Problem connecting to DNS server not responding to the router. Sometimes the settings are wrong or the router may need to be changed. These are some tips to troubleshoot routers.
- Connect to your Ethernet. If you suspect that your router is the problem switch to a cabled network. An Ethernet cable connects a computer to the router. The router may be at fault if the ethernet connection resolves the problem. Verify that your router is properly configured.
- Restart the router. A reset of the router can help resolve DNS failure issues. The router’s cache will be updated after it is reset. This may resolve the problem. Unplug your router and modem. Wait at least 15 seconds before you plug in the power cables. Wait for the devices’ to turn on.
- Check for updates to your router. Check for router updates. Consider applying the updates if they are available.

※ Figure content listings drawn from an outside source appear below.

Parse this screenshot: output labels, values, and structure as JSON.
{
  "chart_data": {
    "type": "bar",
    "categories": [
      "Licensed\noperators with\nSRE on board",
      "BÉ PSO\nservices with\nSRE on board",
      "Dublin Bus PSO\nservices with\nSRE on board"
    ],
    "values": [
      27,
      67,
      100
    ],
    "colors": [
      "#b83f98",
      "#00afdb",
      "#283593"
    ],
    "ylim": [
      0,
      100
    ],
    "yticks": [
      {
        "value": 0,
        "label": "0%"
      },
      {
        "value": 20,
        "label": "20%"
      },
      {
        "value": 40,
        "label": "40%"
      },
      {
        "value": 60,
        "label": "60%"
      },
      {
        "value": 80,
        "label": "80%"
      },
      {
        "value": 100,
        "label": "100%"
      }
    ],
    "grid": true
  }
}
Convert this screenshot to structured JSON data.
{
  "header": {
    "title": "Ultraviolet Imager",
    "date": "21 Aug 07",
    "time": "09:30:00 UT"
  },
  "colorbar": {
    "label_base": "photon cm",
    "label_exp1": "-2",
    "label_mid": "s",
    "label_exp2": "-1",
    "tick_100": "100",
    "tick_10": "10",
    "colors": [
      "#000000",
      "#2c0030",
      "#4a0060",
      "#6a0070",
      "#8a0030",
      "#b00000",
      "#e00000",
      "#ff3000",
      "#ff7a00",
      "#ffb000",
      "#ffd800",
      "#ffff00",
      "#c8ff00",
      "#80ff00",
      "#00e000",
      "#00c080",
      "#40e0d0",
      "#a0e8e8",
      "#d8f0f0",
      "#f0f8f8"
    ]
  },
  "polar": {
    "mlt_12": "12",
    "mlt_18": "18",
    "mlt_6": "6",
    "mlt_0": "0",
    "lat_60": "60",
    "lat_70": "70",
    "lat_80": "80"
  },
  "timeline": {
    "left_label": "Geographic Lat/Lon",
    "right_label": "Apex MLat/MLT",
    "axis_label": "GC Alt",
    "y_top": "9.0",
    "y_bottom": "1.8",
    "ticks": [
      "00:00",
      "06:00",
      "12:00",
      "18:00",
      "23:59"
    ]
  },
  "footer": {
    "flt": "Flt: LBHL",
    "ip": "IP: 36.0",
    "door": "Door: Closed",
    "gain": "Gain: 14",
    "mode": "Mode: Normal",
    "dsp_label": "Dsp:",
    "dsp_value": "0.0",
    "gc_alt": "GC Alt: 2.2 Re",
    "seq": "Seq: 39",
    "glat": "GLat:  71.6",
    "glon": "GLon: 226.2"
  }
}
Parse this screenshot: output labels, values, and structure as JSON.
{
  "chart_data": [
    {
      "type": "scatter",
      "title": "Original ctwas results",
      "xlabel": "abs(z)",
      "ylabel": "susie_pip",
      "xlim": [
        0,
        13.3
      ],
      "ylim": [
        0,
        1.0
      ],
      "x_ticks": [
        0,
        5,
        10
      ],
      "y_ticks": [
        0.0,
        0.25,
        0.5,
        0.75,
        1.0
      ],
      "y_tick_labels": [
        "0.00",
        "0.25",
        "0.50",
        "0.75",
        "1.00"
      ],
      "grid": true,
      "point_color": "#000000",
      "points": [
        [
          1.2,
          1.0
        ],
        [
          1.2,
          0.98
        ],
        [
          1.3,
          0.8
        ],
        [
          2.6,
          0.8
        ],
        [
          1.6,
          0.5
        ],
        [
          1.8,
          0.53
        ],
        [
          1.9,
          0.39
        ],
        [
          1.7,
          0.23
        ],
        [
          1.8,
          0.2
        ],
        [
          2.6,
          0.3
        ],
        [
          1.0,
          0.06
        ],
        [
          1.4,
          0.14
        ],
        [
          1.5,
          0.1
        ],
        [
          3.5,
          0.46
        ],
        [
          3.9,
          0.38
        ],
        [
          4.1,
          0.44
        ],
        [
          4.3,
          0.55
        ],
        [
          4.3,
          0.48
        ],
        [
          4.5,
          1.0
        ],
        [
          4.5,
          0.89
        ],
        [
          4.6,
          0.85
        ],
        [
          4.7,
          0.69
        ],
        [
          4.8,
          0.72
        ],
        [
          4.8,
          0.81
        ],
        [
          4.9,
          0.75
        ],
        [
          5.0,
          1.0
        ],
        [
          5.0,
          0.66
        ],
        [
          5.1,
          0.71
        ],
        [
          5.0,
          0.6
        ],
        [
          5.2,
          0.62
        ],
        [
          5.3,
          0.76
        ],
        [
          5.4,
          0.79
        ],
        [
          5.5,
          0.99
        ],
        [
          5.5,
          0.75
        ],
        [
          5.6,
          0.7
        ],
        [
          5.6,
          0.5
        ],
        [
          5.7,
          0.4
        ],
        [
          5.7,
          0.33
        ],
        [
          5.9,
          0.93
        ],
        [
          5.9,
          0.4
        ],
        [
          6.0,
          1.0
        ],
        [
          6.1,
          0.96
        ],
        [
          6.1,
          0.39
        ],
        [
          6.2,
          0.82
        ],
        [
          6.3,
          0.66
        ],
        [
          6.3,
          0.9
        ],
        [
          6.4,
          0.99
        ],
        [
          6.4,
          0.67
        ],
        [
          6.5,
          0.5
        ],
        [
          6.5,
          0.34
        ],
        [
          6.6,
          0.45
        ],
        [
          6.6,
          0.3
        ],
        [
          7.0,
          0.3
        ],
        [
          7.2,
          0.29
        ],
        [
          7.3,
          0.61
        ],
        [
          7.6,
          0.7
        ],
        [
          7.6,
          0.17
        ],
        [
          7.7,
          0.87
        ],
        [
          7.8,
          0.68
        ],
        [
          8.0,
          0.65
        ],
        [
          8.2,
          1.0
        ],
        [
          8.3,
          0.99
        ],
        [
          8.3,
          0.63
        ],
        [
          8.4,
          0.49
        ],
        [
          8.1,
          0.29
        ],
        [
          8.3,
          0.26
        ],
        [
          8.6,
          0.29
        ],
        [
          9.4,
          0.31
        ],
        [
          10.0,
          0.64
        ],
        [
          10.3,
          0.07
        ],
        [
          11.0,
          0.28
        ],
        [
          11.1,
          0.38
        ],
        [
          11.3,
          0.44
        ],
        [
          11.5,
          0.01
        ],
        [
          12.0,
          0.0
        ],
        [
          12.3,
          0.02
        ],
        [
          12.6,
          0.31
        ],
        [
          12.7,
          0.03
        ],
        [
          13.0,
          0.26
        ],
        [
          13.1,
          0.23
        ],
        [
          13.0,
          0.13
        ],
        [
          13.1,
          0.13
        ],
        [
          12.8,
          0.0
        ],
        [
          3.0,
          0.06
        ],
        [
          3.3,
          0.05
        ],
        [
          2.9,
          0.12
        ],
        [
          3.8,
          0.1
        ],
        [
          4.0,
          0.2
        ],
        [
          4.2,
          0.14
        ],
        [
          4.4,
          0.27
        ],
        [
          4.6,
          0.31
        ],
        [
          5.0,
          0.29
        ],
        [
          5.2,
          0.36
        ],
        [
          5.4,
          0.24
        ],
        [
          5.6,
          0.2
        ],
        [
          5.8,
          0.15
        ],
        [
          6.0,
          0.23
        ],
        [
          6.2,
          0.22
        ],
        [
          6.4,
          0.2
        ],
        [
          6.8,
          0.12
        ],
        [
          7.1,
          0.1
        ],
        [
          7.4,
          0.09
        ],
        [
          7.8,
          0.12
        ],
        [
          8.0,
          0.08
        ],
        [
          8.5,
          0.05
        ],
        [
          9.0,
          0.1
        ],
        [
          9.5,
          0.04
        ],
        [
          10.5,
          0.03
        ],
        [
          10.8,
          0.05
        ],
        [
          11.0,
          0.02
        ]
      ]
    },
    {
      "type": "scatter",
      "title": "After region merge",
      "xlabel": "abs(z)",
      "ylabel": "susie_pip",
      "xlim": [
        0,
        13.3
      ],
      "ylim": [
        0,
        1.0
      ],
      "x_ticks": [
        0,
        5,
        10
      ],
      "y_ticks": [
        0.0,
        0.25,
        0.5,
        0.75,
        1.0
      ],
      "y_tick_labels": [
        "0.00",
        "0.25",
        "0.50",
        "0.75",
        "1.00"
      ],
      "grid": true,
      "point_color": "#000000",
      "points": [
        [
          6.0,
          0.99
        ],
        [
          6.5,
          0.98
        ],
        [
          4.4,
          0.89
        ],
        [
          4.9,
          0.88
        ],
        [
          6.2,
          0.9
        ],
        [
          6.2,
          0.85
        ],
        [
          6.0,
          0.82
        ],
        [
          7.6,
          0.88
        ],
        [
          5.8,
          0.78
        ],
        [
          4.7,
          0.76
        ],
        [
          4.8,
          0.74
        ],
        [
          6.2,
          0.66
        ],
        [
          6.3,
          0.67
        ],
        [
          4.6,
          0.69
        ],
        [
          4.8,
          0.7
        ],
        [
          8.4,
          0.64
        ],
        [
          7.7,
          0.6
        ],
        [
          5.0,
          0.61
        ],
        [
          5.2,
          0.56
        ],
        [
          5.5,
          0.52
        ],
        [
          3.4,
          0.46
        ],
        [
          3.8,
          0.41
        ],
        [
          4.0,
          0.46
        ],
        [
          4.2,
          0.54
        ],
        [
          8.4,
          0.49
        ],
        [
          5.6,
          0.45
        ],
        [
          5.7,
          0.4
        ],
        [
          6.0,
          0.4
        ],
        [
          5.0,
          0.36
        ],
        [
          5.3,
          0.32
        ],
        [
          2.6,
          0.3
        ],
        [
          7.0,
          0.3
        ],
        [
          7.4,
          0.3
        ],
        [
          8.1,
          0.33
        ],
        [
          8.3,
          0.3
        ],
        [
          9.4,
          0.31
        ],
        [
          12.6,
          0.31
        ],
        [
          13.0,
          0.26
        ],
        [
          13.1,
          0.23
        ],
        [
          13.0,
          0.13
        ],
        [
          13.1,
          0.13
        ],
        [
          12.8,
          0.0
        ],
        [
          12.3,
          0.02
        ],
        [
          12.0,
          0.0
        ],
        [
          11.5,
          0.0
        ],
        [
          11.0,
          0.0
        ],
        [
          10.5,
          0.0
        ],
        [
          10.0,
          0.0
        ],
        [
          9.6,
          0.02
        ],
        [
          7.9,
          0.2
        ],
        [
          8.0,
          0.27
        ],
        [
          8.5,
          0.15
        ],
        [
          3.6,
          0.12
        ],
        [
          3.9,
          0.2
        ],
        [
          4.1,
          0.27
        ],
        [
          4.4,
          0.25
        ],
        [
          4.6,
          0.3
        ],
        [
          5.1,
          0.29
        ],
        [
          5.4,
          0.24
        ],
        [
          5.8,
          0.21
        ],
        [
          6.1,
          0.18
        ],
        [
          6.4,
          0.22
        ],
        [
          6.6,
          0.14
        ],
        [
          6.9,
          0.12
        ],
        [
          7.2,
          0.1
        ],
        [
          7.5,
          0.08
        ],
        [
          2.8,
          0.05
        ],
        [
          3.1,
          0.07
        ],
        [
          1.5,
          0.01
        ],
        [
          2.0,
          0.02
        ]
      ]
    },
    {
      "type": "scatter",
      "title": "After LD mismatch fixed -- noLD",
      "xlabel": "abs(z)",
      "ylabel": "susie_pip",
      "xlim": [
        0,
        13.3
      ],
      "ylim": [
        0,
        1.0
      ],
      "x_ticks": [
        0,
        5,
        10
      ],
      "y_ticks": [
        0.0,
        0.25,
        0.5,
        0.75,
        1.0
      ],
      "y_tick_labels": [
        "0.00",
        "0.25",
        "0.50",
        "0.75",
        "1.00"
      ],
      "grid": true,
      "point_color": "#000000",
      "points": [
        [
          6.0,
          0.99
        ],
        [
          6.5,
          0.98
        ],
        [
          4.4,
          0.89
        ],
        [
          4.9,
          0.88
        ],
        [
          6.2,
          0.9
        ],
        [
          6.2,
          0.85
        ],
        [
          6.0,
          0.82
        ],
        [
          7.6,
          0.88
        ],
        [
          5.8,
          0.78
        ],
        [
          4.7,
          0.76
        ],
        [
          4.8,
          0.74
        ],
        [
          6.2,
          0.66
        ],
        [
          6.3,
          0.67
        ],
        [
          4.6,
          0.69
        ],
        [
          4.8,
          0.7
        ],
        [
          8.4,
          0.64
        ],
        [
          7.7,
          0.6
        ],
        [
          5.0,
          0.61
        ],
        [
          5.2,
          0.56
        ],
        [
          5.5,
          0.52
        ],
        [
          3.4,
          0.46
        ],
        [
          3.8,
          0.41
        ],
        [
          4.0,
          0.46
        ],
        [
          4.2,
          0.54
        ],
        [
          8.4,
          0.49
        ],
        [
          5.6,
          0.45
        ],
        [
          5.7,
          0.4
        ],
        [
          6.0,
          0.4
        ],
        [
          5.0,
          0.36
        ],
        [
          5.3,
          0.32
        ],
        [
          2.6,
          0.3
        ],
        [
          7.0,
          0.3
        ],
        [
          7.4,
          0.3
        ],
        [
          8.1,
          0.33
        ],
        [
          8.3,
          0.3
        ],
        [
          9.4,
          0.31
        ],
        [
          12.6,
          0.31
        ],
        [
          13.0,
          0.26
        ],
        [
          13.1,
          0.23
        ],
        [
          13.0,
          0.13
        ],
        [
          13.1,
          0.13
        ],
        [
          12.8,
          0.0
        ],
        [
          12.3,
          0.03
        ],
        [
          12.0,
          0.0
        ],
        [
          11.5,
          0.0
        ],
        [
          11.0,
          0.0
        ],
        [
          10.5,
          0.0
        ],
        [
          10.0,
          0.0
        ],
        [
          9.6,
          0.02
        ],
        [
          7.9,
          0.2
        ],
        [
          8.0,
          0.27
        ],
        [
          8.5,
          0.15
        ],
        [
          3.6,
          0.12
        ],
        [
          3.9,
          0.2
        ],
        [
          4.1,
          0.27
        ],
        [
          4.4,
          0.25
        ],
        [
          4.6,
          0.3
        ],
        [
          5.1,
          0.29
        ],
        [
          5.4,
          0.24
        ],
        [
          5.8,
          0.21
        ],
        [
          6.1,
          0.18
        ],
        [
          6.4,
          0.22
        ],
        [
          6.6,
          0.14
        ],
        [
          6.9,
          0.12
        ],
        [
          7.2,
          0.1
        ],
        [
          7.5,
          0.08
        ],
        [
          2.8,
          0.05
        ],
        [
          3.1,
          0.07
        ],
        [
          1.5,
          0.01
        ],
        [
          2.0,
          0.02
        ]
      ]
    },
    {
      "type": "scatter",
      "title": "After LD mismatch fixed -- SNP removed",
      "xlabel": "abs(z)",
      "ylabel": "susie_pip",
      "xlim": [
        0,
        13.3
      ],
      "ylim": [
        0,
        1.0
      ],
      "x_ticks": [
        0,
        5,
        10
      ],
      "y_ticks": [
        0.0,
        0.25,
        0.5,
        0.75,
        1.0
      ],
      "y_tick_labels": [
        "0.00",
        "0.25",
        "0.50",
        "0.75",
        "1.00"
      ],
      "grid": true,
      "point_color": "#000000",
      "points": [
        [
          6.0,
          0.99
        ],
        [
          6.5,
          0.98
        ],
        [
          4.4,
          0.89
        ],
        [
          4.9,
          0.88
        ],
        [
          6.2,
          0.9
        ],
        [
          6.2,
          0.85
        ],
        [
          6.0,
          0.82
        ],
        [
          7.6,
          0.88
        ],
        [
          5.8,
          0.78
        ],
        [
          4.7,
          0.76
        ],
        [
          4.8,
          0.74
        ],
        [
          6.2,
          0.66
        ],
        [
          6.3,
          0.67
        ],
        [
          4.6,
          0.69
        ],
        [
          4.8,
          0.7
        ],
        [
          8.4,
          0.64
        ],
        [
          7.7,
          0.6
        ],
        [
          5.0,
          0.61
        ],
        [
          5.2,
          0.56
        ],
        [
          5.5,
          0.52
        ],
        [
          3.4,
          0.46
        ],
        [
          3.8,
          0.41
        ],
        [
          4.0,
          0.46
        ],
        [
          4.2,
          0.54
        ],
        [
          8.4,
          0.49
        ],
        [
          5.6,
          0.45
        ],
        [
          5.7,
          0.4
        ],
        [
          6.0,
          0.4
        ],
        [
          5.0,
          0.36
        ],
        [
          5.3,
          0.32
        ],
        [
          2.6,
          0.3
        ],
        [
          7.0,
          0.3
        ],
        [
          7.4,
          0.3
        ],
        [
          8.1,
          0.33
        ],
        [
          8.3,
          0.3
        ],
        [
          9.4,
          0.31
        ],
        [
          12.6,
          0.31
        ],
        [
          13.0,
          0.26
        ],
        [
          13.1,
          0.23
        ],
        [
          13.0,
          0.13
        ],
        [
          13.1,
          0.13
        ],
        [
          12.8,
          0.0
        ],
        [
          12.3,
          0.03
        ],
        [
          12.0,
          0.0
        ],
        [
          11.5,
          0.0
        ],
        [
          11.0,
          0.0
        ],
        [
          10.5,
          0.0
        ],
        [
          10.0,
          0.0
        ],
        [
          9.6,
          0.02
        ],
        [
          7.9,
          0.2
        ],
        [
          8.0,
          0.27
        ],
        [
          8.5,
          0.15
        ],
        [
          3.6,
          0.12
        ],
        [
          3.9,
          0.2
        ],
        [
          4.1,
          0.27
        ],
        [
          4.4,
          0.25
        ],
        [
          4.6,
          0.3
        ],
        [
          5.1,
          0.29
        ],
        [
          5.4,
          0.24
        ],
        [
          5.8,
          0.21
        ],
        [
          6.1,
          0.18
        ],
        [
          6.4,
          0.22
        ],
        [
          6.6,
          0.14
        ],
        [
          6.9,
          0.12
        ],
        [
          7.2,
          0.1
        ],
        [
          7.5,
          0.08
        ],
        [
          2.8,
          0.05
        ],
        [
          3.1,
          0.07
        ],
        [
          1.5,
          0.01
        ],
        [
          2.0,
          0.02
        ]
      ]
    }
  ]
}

If routers don’t work, it is likely that the problem lies with your ISP.
DNS servers are maintained by ISPs. Sometimes, there is a service change that needs to be made locally. The internet connection could be lost if this happens.
- Is the ISP responsible? A DNS server of an ISP may be down. You can check by pinging the DNS servers’ IP addresses. Any addresses that don’t respond should be removed. Select the “Obtain DNS server addresses automatically” option to find out the IP addresses. If this option is not available contact your ISP.
- Is this the DNS Server? A DNS server that becomes overwhelmed or malfunctions, making your DNS server unavailable. You can switch to another DNS server by using the list of DNS server addresses.
How to Avoid DNS Problems
While we cannot eliminate all DNS problems, we can minimize the possibility of them. It works to identify and resolve potential issues such as:
- Make sure that drivers and software are current.
- Monitoring infrastructure security and health.
- For speed tests, use network diagnostics.
We have a process of three steps that we follow if there is a problem once we have been contacted.
Step 1. Our IT specialists will examine the issue using mobile device manager (MDM) software to see what you see.
Step 2. To minimize time and reduce the possibility of problems such as router settings or browser updates, our team thoroughly investigates these areas.
Step 3. We will continue to work with ISPs, DNS services, and hardware manufacturers until your DNS server works.
Your company does not have to be present on the phone to monitor the activity of third parties trying to solve the problem. Instead, you can focus on what you do best and let us handle the rest of the DNS unavailable.